Und wie gut sind die deutschen Absichten wirklich? Ich leugne nicht, dass die Taliban Frauen unterdrücken. Aber ich bezweifle entschieden, dass sich westliche Politiker im Geringsten um verschleierte Frauen scheren würden, stünden nicht andere Interessen auf dem Spiel – Öl, Macht, Waffenverkäufe. Das Töten afghanischer Frauen ist auch gewiss keine angemessene Methode, um ihnen Unterdrückung zu ersparen. Und wenn den globalen Führungsmächten Menschenrechte so wichtig wären, müssten sie fast überall auf der Welt einmarschieren – nicht zuletzt in den USA selbst.
Menschen als Gehorchmaschinen. Noch einmal und unabhängig von der Frage nach der Schuld: Diese Menschen könnten heute noch leben, hätte ein Akt des Ungehorsams bewirkt, dass der Massenmord nicht nur aufgeschoben, sondern aufgehoben worden wäre. Trotzdem – und das ist eine Schande für ein Land, das gern an Jubiläumstagen rührselig der Mauertoten und der Ermordung der Geschwister Scholl gedenkt – unterbleibt bis heute eine breite Diskussion über das Prinzip Gehorsam. Hat man solche Angst vor dieser Diskussion? Hat man Angst, die Frage zu stellen, ob es nicht einer Demokratie schlicht unwürdig ist, noch immer junge Männer in umzäunten Ausbildungslagern zu entmenschlichten Gehorchmaschinen zu drillen?

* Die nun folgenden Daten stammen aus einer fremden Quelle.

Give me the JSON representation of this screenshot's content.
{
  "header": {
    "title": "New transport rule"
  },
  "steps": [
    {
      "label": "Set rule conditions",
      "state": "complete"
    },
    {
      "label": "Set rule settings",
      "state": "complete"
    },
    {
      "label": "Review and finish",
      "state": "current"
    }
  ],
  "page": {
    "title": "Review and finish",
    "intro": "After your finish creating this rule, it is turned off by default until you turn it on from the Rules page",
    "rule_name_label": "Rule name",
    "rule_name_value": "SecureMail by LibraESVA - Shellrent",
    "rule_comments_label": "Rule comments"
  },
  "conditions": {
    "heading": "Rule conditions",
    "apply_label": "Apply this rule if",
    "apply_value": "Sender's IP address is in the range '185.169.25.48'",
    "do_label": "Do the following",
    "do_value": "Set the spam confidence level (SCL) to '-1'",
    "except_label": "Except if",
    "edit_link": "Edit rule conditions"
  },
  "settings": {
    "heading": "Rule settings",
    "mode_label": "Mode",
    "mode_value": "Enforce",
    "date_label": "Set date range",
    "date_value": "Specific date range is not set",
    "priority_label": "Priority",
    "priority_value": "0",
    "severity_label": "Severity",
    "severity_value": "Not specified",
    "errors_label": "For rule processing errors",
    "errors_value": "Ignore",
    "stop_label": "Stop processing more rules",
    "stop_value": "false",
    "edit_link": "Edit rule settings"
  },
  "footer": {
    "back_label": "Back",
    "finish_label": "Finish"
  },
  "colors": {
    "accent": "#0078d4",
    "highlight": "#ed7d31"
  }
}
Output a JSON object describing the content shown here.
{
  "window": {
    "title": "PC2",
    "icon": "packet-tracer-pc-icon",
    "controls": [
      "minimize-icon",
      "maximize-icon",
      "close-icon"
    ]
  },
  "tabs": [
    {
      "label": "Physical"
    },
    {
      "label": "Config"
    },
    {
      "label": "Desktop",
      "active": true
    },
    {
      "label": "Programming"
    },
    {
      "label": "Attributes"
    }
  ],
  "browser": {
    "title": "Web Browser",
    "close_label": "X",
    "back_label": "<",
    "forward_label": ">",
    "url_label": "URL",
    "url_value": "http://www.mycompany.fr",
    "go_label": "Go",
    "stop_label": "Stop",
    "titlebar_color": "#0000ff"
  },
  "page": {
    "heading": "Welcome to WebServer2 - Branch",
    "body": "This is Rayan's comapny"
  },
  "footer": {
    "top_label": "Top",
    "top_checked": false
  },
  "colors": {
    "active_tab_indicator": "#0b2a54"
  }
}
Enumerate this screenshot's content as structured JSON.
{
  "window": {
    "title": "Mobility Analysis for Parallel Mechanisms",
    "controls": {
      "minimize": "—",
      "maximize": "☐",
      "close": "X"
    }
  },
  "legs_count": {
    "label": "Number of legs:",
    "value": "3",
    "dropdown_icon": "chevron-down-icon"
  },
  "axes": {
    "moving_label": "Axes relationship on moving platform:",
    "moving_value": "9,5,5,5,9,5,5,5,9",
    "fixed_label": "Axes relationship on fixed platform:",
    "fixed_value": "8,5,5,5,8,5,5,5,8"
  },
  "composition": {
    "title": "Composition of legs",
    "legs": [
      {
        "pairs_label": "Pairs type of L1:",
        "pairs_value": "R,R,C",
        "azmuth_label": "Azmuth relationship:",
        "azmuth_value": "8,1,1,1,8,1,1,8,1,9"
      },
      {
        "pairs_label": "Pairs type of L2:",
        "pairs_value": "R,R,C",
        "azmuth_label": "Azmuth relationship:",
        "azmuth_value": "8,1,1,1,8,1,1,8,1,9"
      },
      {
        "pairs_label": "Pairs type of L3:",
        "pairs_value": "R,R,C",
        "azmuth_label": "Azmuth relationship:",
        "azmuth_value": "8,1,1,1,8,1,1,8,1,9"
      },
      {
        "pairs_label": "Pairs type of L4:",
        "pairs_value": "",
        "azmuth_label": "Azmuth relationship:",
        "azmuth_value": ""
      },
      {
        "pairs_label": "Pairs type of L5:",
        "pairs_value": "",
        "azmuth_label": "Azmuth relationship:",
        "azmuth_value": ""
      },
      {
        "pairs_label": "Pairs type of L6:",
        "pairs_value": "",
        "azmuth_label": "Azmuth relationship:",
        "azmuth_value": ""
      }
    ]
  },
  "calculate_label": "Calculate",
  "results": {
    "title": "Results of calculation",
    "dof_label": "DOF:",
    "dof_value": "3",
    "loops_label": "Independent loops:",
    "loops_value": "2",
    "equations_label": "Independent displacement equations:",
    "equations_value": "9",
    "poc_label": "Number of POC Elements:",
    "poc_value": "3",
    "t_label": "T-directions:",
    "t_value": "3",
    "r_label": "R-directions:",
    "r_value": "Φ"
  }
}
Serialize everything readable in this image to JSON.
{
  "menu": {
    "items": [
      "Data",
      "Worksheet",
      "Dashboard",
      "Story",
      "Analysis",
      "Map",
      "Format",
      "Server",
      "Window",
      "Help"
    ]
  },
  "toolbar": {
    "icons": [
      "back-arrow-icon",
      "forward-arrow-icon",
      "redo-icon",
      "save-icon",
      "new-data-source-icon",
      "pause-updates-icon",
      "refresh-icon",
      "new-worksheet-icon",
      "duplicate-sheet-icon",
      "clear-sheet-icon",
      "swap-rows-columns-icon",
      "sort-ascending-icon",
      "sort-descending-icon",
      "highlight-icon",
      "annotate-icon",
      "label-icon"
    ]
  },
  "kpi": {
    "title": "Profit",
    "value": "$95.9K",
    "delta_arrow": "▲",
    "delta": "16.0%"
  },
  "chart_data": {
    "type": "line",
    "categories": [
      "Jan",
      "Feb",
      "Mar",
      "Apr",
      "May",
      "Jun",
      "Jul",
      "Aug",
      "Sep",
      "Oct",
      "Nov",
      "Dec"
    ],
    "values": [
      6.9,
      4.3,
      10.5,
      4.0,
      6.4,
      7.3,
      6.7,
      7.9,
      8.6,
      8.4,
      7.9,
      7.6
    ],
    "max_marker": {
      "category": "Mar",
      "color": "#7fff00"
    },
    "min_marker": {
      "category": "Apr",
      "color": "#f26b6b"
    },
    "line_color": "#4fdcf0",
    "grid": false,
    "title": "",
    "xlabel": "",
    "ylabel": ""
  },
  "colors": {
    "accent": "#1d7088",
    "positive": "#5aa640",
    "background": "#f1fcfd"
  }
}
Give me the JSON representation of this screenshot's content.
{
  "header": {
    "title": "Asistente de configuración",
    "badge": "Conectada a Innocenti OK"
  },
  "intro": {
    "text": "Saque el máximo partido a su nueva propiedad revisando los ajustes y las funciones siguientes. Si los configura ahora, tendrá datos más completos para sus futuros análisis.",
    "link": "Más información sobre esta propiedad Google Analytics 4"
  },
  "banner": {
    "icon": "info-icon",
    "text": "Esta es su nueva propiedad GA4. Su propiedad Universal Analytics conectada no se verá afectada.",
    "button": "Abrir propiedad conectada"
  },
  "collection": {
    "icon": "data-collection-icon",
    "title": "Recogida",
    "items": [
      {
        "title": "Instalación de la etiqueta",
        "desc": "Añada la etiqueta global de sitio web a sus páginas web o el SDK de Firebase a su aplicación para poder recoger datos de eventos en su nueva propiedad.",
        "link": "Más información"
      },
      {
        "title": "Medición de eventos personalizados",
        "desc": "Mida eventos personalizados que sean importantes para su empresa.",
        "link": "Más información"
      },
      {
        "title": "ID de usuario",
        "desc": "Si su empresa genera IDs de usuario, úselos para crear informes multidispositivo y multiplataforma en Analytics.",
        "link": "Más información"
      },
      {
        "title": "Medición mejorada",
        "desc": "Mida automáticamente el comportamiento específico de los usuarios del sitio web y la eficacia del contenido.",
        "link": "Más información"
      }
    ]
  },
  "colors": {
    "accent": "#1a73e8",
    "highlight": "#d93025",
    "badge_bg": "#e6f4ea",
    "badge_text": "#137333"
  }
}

Selbst diejenigen die das Prinzip militärischer Disziplin und die Kriegsgründe im Fall Afghanistan bejahen, müssten doch jetzt einräumen, dass Ungehorsam als legitimes Korrektiv zu absurden Entscheidungen der Oberen immer eine Möglichkeit sein muss. Die Option Ungehorsam müsste Teil jeder staatsbürgerlichen und sogar militärischen Ausbildung sein, und es müsste eine Rechtsprechung geben, die den Ungehorsam in einem Fall wie Kundus eher belohnt als bestraft. Für einen angeblich freiheitlichen Rechtsstaat wirft die Überlegung «Was wäre gewesen, wenn?» peinliche Fragen auf. Nehmen wir an die Bomberpiloten hätten den Befehl verweigert? Welche Strafe genau hätte in den USA darauf gestanden, unschuldige Menschen nicht zu töten? Und welche in Deutschland?
Nie wieder «Nie wieder Krieg». Mit Hilfe welcher menschenunwürdigen Gehirnwäschemethoden bringt man junge Männer dazu, dass sie im Zweifelsfall eher ihre Täterschaft in Kauf nehmen als die möglichen Folgen ihres Ungehorsams? Sollen wir etwa Schritt für Schritt daran gewöhnt werden, dass das einzelne Menschenleben nichts mehr zählt? Beginnen wir uns damit abzufinden, dass sich eine inhumane Parallelwirklichkeit – Krieg genannt – etabliert, in der alles, was wir uns in Jahrzehnten an Feinfühligkeit und ethischen Skrupeln erarbeitet haben, nicht mehr gilt?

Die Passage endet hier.